You can name a navigation region directly in the block’s markup:
<nav aria-label="Primary">…</nav>
<nav aria-label="Footer">…</nav>
Headings: the editor will happily skip a level
In a block theme, headings come from three places — the template, template parts, and post content — and none of them coordinate. The editor lets you set any block to any level, so a Heading block dropped at H4 under an H2 produces a skipped level (an H3 that never existed). Multiply that across reusable patterns and a single page can carry several breaks in its outline.
Two habits prevent most of this:
- Treat heading level as structure, not size. If H2 looks too big, restyle it; do not demote it to H4 to shrink it.
- Watch for multiple H1s. Some block themes render the site title as an H1 and the post title as an H1. One H1 per page is the safer convention.
Our WCAG guides walk through why heading order maps to WCAG 1.3.1 and who it affects.
Landmarks: template parts can quietly drop them
Landmarks are how assistive-technology users skip past the header straight to content. In a well-built block theme, the Header template part maps to banner, the Footer to contentinfo, and the post content sits inside <main>.
FSE makes these easy to lose:
- No
<main>. If a custom template renders content as a bare Group block instead of the Post Content block inside a main wrapper, there is no main landmark to skip to — and no visible skip link target. - Content outside any landmark. Blocks placed between the header and footer parts, but outside the content wrapper, become “orphaned” — present visually, invisible to landmark navigation.

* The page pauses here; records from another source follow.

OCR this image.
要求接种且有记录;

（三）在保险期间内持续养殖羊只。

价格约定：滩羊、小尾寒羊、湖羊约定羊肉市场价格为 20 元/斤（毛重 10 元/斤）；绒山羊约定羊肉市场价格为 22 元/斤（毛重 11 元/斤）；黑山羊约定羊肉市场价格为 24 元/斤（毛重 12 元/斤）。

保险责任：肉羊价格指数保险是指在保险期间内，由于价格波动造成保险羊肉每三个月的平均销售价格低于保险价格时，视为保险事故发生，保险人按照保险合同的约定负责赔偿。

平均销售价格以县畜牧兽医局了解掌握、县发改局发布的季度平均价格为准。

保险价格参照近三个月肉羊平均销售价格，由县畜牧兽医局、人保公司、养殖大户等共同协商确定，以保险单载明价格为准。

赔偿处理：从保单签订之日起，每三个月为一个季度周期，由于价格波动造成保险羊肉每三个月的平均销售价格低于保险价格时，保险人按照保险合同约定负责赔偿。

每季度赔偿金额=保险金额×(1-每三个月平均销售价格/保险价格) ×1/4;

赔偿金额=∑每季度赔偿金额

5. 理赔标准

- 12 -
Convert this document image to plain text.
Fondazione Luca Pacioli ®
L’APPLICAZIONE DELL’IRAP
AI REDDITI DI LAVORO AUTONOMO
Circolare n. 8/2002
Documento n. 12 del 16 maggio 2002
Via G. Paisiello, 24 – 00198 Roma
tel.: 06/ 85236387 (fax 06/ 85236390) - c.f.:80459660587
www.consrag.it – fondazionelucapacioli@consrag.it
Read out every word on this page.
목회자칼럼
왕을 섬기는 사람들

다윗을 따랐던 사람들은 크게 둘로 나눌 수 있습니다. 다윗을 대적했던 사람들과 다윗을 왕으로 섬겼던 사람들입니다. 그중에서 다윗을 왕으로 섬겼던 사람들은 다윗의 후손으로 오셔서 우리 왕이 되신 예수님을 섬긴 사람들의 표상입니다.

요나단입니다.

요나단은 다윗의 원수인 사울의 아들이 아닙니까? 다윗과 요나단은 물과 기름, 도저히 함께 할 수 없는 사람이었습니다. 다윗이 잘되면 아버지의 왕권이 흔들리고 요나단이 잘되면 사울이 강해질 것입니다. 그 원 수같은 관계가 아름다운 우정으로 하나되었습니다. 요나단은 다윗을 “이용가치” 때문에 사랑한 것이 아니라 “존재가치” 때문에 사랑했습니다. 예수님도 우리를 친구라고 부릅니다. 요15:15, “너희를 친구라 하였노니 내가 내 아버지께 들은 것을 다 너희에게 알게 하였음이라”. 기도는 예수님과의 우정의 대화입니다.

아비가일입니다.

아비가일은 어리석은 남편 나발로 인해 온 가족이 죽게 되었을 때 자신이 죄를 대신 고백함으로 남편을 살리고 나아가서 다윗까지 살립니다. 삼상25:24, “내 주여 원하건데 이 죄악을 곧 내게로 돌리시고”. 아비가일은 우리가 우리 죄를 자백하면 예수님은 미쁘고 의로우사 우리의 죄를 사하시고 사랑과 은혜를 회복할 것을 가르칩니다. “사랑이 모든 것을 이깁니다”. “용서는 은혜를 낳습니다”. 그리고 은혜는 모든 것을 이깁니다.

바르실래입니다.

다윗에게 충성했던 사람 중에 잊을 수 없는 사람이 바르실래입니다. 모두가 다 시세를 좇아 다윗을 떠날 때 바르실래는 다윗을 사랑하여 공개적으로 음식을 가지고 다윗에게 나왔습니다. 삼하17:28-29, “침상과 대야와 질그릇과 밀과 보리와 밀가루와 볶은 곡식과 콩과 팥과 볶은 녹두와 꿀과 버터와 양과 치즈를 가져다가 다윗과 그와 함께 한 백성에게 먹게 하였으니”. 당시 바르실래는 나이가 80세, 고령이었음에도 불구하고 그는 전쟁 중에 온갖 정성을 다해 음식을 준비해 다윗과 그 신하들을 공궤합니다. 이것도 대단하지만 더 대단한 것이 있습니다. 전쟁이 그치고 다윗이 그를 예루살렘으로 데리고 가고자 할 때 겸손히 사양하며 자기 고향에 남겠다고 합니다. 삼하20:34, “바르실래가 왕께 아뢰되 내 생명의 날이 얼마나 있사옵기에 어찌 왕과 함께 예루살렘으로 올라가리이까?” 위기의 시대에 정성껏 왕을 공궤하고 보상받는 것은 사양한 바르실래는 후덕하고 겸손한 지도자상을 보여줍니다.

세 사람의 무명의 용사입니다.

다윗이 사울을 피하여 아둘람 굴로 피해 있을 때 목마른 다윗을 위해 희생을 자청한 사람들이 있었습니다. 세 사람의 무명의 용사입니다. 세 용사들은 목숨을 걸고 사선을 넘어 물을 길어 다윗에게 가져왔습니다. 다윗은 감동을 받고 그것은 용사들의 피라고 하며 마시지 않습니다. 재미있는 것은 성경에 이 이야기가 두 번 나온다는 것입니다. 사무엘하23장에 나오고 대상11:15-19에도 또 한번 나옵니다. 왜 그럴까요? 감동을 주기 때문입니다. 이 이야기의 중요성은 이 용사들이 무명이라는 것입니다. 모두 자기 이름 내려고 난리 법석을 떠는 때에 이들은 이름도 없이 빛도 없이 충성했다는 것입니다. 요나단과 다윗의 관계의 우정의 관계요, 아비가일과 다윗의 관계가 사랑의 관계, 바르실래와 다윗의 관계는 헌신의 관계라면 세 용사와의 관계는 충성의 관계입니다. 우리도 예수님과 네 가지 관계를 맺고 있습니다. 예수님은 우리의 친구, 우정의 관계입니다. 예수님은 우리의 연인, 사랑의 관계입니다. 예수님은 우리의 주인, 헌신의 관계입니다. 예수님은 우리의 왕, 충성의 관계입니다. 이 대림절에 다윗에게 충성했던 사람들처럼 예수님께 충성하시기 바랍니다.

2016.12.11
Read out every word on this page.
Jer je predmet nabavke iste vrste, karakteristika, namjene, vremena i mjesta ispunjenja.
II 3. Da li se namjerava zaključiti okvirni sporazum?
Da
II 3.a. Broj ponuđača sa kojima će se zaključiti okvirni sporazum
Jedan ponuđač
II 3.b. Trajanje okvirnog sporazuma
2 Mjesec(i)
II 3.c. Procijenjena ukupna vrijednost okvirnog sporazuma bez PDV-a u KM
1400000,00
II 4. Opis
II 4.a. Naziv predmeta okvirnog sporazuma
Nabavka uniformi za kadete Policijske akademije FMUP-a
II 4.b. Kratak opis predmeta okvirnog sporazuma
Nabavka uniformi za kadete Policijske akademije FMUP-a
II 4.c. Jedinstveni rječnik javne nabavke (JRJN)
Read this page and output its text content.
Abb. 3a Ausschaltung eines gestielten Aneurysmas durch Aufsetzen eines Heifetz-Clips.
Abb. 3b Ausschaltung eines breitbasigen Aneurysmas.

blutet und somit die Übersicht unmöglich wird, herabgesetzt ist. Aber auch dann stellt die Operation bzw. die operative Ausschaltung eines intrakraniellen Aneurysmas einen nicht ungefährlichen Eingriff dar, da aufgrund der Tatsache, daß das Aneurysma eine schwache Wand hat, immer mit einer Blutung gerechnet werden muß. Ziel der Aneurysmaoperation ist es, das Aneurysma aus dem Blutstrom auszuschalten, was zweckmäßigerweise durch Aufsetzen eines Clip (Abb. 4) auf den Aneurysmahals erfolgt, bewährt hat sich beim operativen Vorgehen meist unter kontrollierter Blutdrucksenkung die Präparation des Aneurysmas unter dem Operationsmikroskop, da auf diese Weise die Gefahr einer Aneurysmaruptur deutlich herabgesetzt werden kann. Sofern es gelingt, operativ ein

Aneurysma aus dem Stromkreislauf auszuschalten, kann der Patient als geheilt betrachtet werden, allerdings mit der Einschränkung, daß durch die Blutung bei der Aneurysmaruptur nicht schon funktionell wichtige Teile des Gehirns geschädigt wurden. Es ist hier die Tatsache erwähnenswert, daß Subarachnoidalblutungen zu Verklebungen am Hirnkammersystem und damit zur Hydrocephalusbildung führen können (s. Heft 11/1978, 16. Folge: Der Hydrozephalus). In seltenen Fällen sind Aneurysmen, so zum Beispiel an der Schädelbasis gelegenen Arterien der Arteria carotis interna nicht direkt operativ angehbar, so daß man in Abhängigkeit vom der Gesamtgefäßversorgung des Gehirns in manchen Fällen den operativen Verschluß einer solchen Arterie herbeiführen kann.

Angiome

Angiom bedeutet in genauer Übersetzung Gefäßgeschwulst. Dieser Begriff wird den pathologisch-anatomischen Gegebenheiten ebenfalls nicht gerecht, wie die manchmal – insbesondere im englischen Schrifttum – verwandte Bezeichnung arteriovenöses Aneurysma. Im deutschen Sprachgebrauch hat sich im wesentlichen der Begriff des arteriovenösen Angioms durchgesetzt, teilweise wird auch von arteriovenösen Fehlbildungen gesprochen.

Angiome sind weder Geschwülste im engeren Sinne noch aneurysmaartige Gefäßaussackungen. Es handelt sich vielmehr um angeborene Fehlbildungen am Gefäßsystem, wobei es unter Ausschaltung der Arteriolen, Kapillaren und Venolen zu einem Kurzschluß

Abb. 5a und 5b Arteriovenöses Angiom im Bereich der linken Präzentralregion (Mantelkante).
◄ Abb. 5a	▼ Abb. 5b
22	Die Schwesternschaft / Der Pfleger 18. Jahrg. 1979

- Duplicate banners. Pulling a Site Title or Logo block into the body can emit a second
bannerregion.
A practical pre-publish pass
Before you ship a block theme or a redesigned template, walk it once with the keyboard and once with a structural lens:
- Tab through every interactive element. Focus should be visible and move in a logical order. The mobile menu must open, trap focus sensibly, and close on
Esc. - Check the heading outline. A browser heading-outline extension shows skips at a glance.
- Confirm one
<main>and onebanner. View source or use the accessibility tree in your browser’s dev tools. - Name every navigation region.
This is also where honesty matters. Automated tooling — ours included — typically detects only about 30–40% of WCAG issues by criteria. A scanner reliably catches a missing <main>, a skipped heading level, or an unnamed <nav>. It cannot tell you whether your link text makes sense in context or whether your focus order is logical rather than merely present. That judgment is human.
Where reala11y fits
reala11y is a code-level remediation engine, not an overlay widget. It scans the rendered HTML your block theme actually produces, flags structural issues like missing landmarks and broken heading order, and applies safe, attribute-level fixes at the source — so screen readers and audit tools see the corrected page, not a JavaScript layer painted on top. The how it works page covers the scan-and-fix model in detail.
That distinction is not academic. WCAG 2.2 reached W3C Recommendation status on 5 October 2023, the European Accessibility Act became enforceable on 28 June 2025, and in April 2025 the FTC’s $1,000,000 order against accessiBe made clear that bolting a widget onto a page and calling it compliant is both legally and reputationally risky. Fixing the markup is the durable path.
The honest takeaway
Block themes and FSE are good for accessibility when you mind the structure they generate. Name your navigation regions, keep headings sequential, and make sure one real <main> exists on every template. A scanner will catch the mechanical failures and a tool like reala11y can fix many of them at the source — but pairing that with a keyboard pass and human review is what actually moves your site toward WCAG 2.2 AA conformance. There is no single switch that gets you there, and anyone selling one is selling the thing the FTC just fined.